Oils Made From Citruses That Are Not Phototoxic Essential Oils

  • Bergamot FCF Essential Oil (FCF Has the Bergaptene/Furanocoumarins Removed)
  • Bergamot Essential Oil (Steam Distilled)
  • Blood Orange Essential Oil (Cold Pressed or Steam Distilled)
  • Lemon Essential Oil (Steam Distilled)
  • Lime Essential Oil (Steam Distilled)
  • Mandarin Essential Oil (Cold Pressed or Steam Distilled)
  • Sweet Orange Essential Oil (Cold Pressed or Steam Distilled)
  • Petitgrain Essential Oil
  • Tangerine Essential Oil (Cold Pressed or Steam Distilled)
  • Yuzu Essential Oil (Cold Pressed or Steam Distilled)

Are Phototoxic Essential Oils Always Phototoxic


To make things even more complicated, it’s not necessarily that there are furocoumarins in a particular oil but also how but also how much of them there are. It is the quantity that tends to be the problem, so sometimes an oil may or may not be phototoxic based on the chemistry of this year’s crop. 

Luckily, these are not really commonly used essential oils. 

Sometimes Phototoxic Essential Oils

  • Clementine Essential Oil (Cold Pressed)
  • Angelica Root Absolute
  • Angelica Root CO2
  • Celery Leaf Essential Oil
  • Celery Seed Absolute
  • Cumin Seed Absolute
  • Cumin Seed CO2
  • Parsnip Essential Oil

Please note that this is not a complete list of all phototoxic essential oils. For a full and complete list, please refer to Essential Oil Safety by Tisserand and Young. 

Using Phototoxic Essential Oils Safely

How you use phototoxic essential oils  also needs to be taken into account.  Sometimes, it doesn’t even matter if they are phototoxic essential oils because the way you use it might render that obsolete. 

Tisserand states that "There is generally no phototoxic risk if the oils are used in a product that is either not applied to the body or is washed off the skin, such as shampoo, bath preparation or soap. However, essential oils can adhere to the skin if used in a sauna or steam inhalation. There is no risk if the skin to which the oils are applied is covered in such a way as to prevent UV rays from reaching them."

Tisserand also recommends that "skin treated with phototoxic oils at levels higher than those maximum use levels, should not be exposed to UV light for 12-18 hours.

In practical terms, that means using the oils in the evening before you go to bed, or ensuring your skin remains covered throughout the day if you have used them in the morning. 

Likewise, the risk of phototoxicity is negated if you use very small dilutions of the oil.

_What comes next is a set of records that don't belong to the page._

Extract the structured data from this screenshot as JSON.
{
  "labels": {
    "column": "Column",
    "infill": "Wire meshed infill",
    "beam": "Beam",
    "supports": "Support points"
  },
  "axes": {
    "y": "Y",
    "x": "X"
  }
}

Bergamot, for example, does not carry a risk of phototoxicity at dilutions below 0.4% . So, one drop in a tablespoon of carrier oil will work much better than just a teaspoon. 

Oils can also be perfectly stable, but then run the risk of photosensitivity as the oil begins to oxidize. 

How Does Oxidation Cause Phototoxic Essential Oils

Oxidation is the chemical reaction that takes place when a substance comes into contact with oxygen, heat, light or another oxidizing substance. This chemical reaction degrades the essential oils’ aromatic and therapeutic properties. Strangely, various chemical groups degrade differently. Again, we worry about citruses here, since their lovely uplifting natures come from monoterpenes. Monoterpenes are tiny things that degrade very quickly leading to oxidization. If you use oxidized oils, it can result in irritation or sensitization. This means the oils can leave your skin with rashes, burns, or blisters.

To reduce oxidation, we advise you to keep your oils stored in cool, dark places, away from direct sunlight. Ensure the lids are kept on tightly, and make sure you don’t store them in plastic containers.

In summing up, using phototoxic essential oils can lead to skin burns. Not storing your oils away from heat, light and oxygen can lead them to degrade more quickly and make them not as effective. This can also lead to them causing skin irritations as well.


Tisserand, R and Young, R (2014). Essential Oil Safety, Second Edition. Churchill Livingstone Elsevier, UK.